In this post I am going to talk about an EventHubTrigger and data reliability in azure function. Also how to handle data loss in case of issues in azure function.
Generic scenario people use for EventHubTrigger is receiving device telemetry data from IoTHub and massaging that data and pass it to down system like database, rest api call for storing the data. Which can be used later for display or analytics purpose.
The current implementation of EventHubTrigger doesn’t provide any Fault handling mechanism. So once data is received in azure function the checkpoint maintained in azure function storage account against each partition is increased regardless your function completes successfully or not. Even if you throw an exception from the function as output the azure treats the host completed and increments the checkpoint.
This is critical issue considering reliability of data. Consider a scenario if database or rest api is down but your azure function is running. The data is ultimately lost unless you go back and manually change the checkpoint files to previous successful checkpoint.

The content of the blob file look like below. See the pointers for offset and sequence number for a partition. The file is automatically updated once function instance completes the execution regardless of error.
{“PartitionId”:”1″,”Owner”:”asfasfasf”,”Token”:”asafsa”,”Epoch”:259,”Offset”:”266318360104“,”SequenceNumber”:2432227}
How to handle issues during Data Processing
- If it is a random failure from database or rest api you can add retry logic with some delay like 5 sec with each retry.
- If your database is down or rest api is down due to network issues or load issues or any other issue then the other option currently available is killing the function instance using standard process libraries.
Killing Function execution : You can use Process.GetCurrentProcess().Kill() from exception handling block which will basically indicate to azure that instance has stopped and it will not increment the pointer.
Process.GetCurrentProcess().Kill();
Drawbacks of this Approach:
- You will not see anything in logs in azure portal or app-insight
- You will still pay up the cost of function execution as your function gets triggered again with old and new data again n again.
The issue for logs can be easily handled using alert functionality like sending an email to team that something is went wrong and data is not getting processed.

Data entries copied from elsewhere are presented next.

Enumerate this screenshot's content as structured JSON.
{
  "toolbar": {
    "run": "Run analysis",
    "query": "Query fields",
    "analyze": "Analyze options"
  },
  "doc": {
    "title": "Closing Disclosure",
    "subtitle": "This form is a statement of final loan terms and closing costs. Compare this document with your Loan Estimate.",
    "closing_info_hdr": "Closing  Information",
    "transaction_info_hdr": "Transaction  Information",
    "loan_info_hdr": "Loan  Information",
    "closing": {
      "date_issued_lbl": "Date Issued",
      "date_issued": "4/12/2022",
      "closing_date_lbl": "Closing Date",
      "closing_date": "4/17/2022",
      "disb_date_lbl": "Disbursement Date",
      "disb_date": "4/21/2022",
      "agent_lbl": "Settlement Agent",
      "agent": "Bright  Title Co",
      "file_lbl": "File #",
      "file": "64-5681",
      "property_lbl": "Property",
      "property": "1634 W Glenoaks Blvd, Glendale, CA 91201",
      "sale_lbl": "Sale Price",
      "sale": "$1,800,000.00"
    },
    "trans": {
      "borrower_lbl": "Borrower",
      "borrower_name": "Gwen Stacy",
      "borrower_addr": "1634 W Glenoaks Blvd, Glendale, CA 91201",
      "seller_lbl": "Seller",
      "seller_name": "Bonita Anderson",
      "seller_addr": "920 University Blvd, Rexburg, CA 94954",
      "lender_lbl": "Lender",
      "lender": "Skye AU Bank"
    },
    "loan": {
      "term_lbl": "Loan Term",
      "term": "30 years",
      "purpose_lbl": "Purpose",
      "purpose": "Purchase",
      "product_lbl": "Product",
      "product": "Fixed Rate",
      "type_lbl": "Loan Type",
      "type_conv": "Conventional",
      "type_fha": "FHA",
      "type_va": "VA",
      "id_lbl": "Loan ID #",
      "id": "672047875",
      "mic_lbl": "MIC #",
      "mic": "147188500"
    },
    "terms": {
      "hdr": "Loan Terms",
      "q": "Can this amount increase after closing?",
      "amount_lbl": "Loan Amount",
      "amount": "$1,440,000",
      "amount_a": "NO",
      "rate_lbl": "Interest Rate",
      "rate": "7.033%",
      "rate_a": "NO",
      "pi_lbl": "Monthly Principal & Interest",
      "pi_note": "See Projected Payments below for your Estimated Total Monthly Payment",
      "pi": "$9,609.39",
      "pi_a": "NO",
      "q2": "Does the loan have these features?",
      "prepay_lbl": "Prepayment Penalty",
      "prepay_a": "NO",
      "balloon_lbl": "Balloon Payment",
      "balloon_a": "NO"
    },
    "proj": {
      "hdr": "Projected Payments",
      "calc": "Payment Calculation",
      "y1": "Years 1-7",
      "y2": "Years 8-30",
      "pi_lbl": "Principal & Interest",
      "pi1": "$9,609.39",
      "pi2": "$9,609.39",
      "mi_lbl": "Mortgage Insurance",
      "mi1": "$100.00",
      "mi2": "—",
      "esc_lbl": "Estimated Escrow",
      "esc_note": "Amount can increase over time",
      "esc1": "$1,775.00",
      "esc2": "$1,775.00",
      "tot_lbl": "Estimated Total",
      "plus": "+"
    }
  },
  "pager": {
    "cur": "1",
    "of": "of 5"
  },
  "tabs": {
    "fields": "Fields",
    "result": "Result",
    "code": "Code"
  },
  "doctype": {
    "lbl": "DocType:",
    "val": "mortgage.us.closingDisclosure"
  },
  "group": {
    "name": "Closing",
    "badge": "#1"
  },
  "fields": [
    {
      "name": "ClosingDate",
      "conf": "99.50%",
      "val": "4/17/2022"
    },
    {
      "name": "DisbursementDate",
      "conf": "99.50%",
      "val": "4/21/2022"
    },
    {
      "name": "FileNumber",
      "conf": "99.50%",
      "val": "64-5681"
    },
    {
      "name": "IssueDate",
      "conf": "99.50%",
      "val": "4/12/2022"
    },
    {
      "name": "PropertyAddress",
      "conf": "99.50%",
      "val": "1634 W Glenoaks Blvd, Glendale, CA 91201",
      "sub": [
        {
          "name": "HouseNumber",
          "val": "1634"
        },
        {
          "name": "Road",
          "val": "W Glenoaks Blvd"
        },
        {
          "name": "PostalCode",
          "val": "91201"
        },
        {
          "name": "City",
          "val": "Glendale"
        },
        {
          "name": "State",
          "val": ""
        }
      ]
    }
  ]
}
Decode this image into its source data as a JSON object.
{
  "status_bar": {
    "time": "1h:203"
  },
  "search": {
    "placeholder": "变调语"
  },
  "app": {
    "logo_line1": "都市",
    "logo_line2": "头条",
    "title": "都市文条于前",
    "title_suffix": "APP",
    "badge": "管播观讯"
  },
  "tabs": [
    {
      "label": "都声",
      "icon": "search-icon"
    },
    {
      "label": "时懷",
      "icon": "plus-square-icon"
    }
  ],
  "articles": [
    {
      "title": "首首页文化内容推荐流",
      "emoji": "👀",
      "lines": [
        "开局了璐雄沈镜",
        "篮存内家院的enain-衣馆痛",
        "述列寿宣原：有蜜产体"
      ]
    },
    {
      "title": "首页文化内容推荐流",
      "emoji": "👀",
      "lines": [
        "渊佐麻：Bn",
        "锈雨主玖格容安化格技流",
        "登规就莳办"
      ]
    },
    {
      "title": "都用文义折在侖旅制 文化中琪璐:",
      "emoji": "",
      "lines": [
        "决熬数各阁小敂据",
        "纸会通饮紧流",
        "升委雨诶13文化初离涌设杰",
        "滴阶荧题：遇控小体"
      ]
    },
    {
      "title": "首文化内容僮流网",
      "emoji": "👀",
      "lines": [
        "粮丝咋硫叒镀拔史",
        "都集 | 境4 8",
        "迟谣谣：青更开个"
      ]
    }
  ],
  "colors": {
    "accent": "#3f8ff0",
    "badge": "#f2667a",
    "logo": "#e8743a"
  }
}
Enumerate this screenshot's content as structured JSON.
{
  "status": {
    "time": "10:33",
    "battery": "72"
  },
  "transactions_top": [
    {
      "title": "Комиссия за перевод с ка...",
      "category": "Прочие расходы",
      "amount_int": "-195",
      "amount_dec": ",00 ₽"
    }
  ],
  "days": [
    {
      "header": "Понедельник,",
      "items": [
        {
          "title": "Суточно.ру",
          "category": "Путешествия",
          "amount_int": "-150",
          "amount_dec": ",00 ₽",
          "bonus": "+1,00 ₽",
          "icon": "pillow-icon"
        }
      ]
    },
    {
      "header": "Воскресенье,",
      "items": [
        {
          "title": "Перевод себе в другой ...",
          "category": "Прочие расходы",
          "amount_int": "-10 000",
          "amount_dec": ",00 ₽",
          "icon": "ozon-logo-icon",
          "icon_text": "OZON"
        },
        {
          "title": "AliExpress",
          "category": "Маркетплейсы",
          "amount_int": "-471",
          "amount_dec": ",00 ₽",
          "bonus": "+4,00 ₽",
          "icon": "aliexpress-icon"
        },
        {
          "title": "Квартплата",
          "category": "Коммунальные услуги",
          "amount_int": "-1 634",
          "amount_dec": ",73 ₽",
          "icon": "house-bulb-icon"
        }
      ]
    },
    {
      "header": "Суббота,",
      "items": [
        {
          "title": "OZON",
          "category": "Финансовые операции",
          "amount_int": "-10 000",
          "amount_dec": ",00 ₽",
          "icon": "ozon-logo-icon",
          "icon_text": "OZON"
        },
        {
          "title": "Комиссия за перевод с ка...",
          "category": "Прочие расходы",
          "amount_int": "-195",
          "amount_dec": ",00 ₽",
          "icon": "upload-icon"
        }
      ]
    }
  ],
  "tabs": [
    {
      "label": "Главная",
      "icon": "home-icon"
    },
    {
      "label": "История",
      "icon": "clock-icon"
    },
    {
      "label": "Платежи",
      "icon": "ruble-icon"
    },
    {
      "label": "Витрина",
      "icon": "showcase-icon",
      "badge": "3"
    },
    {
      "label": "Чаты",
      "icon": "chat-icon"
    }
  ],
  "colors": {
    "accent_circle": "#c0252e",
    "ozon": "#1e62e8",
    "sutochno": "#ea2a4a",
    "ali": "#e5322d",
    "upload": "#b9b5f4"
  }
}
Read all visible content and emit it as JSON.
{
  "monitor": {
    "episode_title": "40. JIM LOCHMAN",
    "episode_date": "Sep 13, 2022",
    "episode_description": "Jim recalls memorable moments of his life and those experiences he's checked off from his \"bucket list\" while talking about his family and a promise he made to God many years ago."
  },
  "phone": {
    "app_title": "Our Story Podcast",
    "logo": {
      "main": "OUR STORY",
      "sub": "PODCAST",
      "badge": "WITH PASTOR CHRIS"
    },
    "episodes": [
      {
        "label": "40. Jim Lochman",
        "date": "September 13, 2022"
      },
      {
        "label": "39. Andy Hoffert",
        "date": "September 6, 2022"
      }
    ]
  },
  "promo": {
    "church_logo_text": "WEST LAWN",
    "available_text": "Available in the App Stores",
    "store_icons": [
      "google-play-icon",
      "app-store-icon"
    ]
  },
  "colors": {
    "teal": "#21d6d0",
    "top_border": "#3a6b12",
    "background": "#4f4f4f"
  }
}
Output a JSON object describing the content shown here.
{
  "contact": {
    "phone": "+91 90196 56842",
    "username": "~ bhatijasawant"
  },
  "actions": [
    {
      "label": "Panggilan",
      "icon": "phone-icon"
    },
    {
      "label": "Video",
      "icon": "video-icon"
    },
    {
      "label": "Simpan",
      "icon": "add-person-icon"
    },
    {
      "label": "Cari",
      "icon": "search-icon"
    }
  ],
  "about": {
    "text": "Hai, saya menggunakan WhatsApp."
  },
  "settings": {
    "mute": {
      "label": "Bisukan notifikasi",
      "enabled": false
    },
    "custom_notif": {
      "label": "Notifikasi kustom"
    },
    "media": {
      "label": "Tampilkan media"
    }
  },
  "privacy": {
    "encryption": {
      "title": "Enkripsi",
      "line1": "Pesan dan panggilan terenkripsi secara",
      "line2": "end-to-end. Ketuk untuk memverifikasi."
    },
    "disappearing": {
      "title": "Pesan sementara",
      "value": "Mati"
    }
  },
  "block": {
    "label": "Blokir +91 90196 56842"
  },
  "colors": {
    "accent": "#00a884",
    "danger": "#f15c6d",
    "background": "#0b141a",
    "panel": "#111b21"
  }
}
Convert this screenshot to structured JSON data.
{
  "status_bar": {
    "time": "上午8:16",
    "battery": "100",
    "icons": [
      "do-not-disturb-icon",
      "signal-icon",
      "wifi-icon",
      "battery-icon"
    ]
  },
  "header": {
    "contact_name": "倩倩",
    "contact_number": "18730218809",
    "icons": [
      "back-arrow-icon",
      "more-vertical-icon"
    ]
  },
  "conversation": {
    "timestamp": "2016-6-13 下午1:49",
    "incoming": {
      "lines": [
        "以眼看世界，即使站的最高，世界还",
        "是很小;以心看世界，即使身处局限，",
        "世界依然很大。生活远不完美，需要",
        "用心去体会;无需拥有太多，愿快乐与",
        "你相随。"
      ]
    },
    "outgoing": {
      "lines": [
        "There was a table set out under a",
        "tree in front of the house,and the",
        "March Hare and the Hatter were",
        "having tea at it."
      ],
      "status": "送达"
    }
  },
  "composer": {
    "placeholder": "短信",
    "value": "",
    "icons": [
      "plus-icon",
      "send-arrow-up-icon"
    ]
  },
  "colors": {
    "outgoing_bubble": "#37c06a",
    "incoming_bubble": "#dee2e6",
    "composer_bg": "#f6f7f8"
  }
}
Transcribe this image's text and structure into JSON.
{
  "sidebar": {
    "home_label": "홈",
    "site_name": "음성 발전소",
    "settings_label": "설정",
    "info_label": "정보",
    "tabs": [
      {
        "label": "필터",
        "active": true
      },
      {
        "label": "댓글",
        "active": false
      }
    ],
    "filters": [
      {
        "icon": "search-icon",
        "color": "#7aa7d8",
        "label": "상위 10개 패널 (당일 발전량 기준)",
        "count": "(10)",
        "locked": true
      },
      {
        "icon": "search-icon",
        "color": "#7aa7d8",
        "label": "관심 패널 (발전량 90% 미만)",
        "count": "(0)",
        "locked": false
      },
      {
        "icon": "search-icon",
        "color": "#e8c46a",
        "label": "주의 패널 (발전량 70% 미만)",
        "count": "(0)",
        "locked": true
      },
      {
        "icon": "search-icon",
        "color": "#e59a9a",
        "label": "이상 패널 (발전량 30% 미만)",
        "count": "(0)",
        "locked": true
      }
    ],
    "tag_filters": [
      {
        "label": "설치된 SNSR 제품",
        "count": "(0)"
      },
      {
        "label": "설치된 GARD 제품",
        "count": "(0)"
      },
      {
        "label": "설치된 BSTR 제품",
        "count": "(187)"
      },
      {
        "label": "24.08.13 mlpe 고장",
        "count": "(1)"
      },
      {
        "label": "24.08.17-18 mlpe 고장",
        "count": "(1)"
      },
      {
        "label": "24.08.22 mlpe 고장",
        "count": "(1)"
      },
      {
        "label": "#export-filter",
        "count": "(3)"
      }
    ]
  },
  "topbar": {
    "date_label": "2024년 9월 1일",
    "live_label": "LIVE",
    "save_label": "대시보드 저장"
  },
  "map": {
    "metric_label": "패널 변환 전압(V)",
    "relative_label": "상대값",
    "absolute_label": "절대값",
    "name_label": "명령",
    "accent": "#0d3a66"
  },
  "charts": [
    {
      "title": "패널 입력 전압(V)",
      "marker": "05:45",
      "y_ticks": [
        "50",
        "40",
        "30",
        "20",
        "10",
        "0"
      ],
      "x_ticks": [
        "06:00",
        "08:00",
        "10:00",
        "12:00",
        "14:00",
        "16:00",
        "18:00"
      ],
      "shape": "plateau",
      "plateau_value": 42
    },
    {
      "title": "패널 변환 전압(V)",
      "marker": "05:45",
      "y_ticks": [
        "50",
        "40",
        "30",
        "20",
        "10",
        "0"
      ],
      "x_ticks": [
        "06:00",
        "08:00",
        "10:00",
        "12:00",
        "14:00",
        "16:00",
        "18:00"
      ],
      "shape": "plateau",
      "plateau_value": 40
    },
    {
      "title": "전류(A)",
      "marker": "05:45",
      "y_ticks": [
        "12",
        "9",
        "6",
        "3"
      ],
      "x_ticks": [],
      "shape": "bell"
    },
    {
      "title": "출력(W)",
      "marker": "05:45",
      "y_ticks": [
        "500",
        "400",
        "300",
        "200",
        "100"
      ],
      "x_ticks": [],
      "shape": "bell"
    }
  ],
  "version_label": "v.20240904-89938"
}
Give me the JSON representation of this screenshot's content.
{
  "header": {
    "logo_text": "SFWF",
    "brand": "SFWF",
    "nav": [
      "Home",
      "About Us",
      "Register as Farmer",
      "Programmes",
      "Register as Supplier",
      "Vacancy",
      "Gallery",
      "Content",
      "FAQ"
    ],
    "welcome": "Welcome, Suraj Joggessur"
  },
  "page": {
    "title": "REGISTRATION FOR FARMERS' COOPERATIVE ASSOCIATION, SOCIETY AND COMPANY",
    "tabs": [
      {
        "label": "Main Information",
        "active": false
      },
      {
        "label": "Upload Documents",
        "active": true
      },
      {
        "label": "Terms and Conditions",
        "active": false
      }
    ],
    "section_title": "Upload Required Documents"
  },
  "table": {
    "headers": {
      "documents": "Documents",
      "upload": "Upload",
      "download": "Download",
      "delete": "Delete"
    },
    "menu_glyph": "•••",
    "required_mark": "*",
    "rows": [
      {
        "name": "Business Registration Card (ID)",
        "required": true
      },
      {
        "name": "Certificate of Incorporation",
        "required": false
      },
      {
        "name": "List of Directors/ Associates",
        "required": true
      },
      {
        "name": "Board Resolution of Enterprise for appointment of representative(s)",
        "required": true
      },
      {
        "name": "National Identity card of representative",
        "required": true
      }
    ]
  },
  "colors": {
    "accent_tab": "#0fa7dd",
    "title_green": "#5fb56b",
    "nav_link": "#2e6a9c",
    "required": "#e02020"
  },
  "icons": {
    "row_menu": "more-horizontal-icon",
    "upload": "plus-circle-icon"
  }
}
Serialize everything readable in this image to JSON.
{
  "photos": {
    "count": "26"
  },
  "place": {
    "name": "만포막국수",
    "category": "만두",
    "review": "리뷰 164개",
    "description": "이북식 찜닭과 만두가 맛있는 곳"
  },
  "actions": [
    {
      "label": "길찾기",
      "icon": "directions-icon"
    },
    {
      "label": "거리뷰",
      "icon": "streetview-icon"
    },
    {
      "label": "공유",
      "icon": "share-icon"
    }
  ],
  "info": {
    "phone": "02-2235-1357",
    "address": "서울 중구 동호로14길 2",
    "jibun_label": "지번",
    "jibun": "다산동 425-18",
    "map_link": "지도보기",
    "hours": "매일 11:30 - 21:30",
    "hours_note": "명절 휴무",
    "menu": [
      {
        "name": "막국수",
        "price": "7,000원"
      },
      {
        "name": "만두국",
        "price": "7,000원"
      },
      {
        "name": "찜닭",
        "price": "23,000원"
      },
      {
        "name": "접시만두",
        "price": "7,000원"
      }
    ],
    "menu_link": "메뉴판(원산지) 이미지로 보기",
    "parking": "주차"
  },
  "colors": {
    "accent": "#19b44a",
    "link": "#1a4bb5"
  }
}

So that team can take decision to stop the azure function until the down systems like database or rest api are restored back to normal position.
To avoid the cost you can disable the azure function until the down systems comes back. I have another blog post which talks about programetically disabling function. -> https://amarplayground.home.blog/2019/01/03/enable-disable-azure-function-using-rest-api/
If down system has hearbeat kind of thing implemented then enable/disable functionality can be hooked with that to automatically start/stop the function to avoid the manual intervention and data loss.
Until Microsoft azure provides inbuilt support for handling the issues in data processing in azure function and avoid auto incremental checkpoints this can be used as a solution to avoid the data loss.
Another Approach: Another approach can be managing the checkpoint files. The last successfull checkpoint can be maintained in seperate database from azure function. So whenever such situation occurs we can restore the checkpoint in the storage account so the we receive the data back again. But yes provided that you restore the checkpoint files before retention period for data at IoTHub which is default 7 days. I will talk about this in another blog post.
Thank you for reading. Happy coding. If you have any question or suggestion please do not hesitate to post a comment on this blog. I would be happy to discuss with you.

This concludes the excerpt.